Car comme l’écrit J.-M. Palmier dans Fragments sur la vie mutilée :
« La maladie n’est pas une simple atteinte physique, mais un bouleversement complet de l’être dans le monde. »
L’entrée dans la maladie est un choc auquel le patient n’est pas souvent préparé, alors même que chacun sait que tout peut arriver. Susan Sontag exprime ainsi cette connaissance mêlée de déni dans son introduction à La maladie comme métaphore :
« En naissant, nous acquérons une double nationalité qui relève du royaume des bien-portants comme de celui des malades. Et bien que nous préférions tous présenter le bon passeport, le jour vient où chacun de nous est contraint, ne serait-ce qu’un court moment, de se reconnaître citoyen de l’autre contrée. »
L’autopathographie se caractérise surtout par sa voix, celle du patient lui-même, unique et témoin authentique de ce qu’il vit, ressent et expérimente. Il commente, explique et décrit en détail ce que lui seul peut savoir dans un partage intime. Expérience d’un corps à travers les mots, elle plonge avec courage dans nos méandres intérieurs les plus profonds et dans nos craintes ou nos ressources cachées.

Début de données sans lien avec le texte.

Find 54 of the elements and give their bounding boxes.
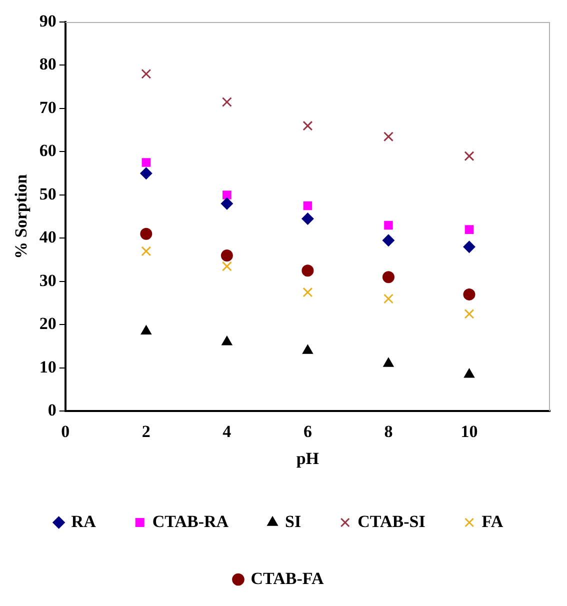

Voilà pourquoi j’ai choisi de faire de l’autopathographie l’une des spécialisations de mon travail de prête-plume. Accompagner des personnes qui racontent une expérience de vie aussi forte me nourrit humainement et me donne le sentiment d’être utile aussi bien aux patients qu’aux lecteurs. Les patients y puisent une vigueur nouvelle et les lecteurs reçoivent en partage leur élan vital. De l’humain brut.
N.B : Tous mes remerciements à Thomas Bonnet, étudiant en master de Lettres modernes, pour les précieuses informations fournies sur l’intervention d’Alexandre Gefen lors du séminaire « l’art de guérir ».